MEGA 4 includes a membrane-electrode assembly (hereinafter, also referred to as MEA: Membrane Electrode Assembly) 6 and gas diffusion layers 10a, 10b disposed on both surfaces thereof. MEA 6 includes an electrolyte membrane 7 and a pair of electrodes 8a, 8b bonded to sandwich the electrolyte membrane 7. The electrolyte membrane 7 is, for example, a proton-conductive ion exchange membrane formed of a solid polymer material. The electrode 8a, 8b are an air electrode (cathode) and a fuel electrode (anode), respectively, each of which is made of a known material. The gas diffusion layer 10a, 10b is formed of a conductive member such as a carbon porous material having gas permeability. The gas diffusion layer 10a is an air diffusion layer which is an example of an oxidizing gas, and the gas diffusion layer 10b is a hydrogen diffusion layer which is an example of a fuel gas.

The pair of separators 12 is, for example, a plate-shaped member having a stainless steel base material. The separators 12a, 12b have a corrugated configuration and face the gas diffusion layers 10a, 10b of MEGA 4, respectively.

The separator 12a includes a plurality of grooves 14a which faces the gas diffusion layer 10a and evacuates from the gas diffusion layer 10a in parallel. Between the plurality of grooves 14a of the separator 12a, a rib 16a protruding toward the gas diffusion layer 10a and coming into contact with the gas diffusion layer 10a is provided. Each of the plurality of ribs 16a separates adjacent grooves 14a. The plurality of grooves 14a forms the air flow path 9a by the gas diffusion layer 10a and the rib 16a. In the cell 2, the air flow direction in the air flow path 9a is the same direction. In FIG. 1, a direction from the front to the back of the paper surface is a flow direction of air. The air flow direction can be appropriately set. For example, in the planar form of the gas diffusion layer 10a, the gas diffusion layer may be provided so as to swirl or meander.

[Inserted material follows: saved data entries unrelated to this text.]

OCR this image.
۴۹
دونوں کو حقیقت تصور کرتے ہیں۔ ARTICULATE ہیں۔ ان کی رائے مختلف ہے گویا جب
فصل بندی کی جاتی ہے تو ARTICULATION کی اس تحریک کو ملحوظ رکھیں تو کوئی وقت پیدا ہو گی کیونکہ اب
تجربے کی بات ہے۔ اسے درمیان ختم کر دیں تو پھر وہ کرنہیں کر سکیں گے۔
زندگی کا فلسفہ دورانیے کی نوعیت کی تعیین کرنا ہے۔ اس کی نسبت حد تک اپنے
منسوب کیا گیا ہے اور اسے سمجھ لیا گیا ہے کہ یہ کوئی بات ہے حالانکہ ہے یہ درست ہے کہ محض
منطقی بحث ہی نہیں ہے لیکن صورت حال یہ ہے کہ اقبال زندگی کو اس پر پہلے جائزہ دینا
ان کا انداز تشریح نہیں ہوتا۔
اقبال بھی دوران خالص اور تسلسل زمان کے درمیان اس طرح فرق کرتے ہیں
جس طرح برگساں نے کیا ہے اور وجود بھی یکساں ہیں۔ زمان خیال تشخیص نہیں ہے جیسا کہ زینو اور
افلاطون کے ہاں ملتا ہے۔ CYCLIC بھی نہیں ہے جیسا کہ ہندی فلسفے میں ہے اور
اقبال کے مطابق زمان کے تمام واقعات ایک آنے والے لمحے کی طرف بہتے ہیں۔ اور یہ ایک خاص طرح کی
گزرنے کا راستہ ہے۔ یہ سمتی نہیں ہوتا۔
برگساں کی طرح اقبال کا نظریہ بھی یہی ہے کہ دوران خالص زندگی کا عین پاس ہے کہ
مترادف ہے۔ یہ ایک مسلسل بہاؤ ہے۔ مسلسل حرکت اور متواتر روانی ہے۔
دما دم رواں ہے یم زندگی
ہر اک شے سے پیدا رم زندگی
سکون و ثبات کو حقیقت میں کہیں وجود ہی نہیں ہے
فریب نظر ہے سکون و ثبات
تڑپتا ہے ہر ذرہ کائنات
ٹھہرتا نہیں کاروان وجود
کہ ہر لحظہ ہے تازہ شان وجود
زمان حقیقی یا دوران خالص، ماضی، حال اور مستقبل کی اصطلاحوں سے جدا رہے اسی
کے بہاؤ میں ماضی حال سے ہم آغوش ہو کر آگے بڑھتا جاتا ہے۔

The surface of the separator 12a that is not opposed to the gas diffusion layer 10a is not particularly limited, but is appropriately subjected to a surface-treatment film, and is bonded to, for example, the separator 12b of the other cells 2 that are adjacently stacked.

The separator 12b includes a plurality of grooves 14b which faces the gas diffusion layer 10b and evacuates from the gas diffusion layer 10b in parallel. Between the plurality of groove 14b, a rib 16b protruding toward the gas diffusion layer 10b and coming into contact with the gas diffusion layer 10b is provided. Each of the plurality of ribs 16b separates adjacent grooves 14b. The plurality of grooves 14b forms a hydrogen-flow path 9b by the gas diffusion layer 10b and the rib 16b. In the cell 2, the flow direction of hydrogen in the hydrogen flow path 9b is the same direction. In FIG. 1, a direction from the back side to the front side is a flow direction of hydrogen. Note that the flow direction of hydrogen can be appropriately changed as in the case of air. The surface of the separator 12b that does not face the gas diffusion layer 10b is joined to the separator 12a of the other cells 2 that are adjacently stacked, similarly to the separator 12a.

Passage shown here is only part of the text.